Aqui, quem sobe ao tapete tem de rimar. E numa noite de e para o underground, as caras — melhor, os vultos — são quase todas conhecidas, sobretudo as que, na primeira fila, se manifestam com maior entusiasmo frente aos irmãos de armas. É, também, da fila fronteiriça que saem uns para outros entrarem, num espírito que, a confirmar-se na forma apenas no pós-showcase dos AVAN GRA, se faz sentir desde o momento em que chegamos, já com Farrusco a meio da coisa: leva as tuas barras, cospe-as e passa o microfone. É assim com o intimidante mas carismático Farrusco, que, sob o comovente instrumental de Crate Diggs (também ele presente) disparado por saraiva — com um enternecedor saxofone que bem podia ser de Jeezas (também ele presente — e, por sua vez, interveniente a seu tempo) —, se move em câmara lenta por “Uma Espécie de Fumo Ninja” azulado; com o cada vez mais experiente e assertivo Mura a discorrer portefólio sem deslizes (com Vácuo, RUB e João Pestana na mesma frequência, prontos para “O Que For Preciso”); ou com O Partido — El Partiti!, gritam uns quantos militantes da causa — liderado por Pestana e Uno a darem real significado à por norma exagerada expressão “partir a casa toda” (e se a fasquia de um rapper ao vivo se guiasse pela performance de Uno, talvez restassem meia dúzia deles na nossa praça…).

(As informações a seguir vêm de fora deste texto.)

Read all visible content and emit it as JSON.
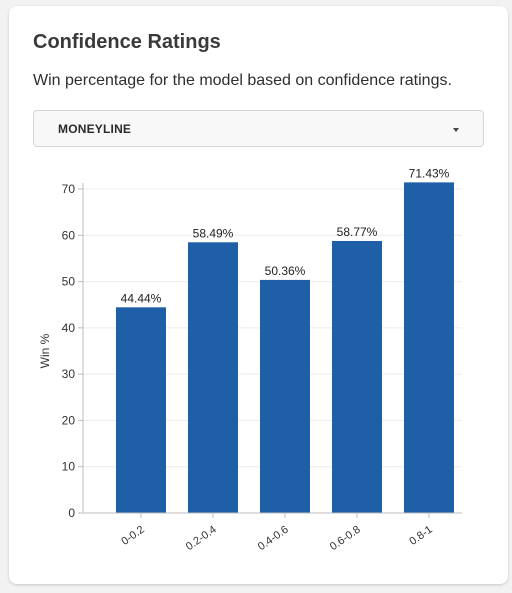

Tanto que, chegada a hora dos anfitriões, Carracha reconhece a dificuldade de assumir o púlpito depois de um comício de tal forma mobilizador desta pequena mas expressiva massa (qual Soares na Fonte Luminosa), com o autor de Nenhuma História Acaba em particular evidência. Mas “Jogo de Cintura” é coisa que não lhes falta, e é precisamente essa a ginástica que enceta a coreografia alinhada para percorrer uma boa parte desse primeiro volume em celebração. Nineties vai contornando as falhas técnicas, a começar pela extensiva introdução do tema de abertura, um prolongamento que só “Máquinas” como a MPC — e o respectivo manuseador — permitem. E o cérebro compositor desta obra dividida em 16 fascículos de barras ora faz acontecer a partir da retaguarda, ora se chega à frente para ser ele acontecimento, enquanto o parceiro, autêntico animal de palco — tanto quanto Sassafraz, uma extensão do binómio AVAN GRA —, impõe a sua voz, cheia de soul até ao âmago, na condução da sessão. Estúdio está pago. Samples não compram. De resto, é tudo uma questão de rap.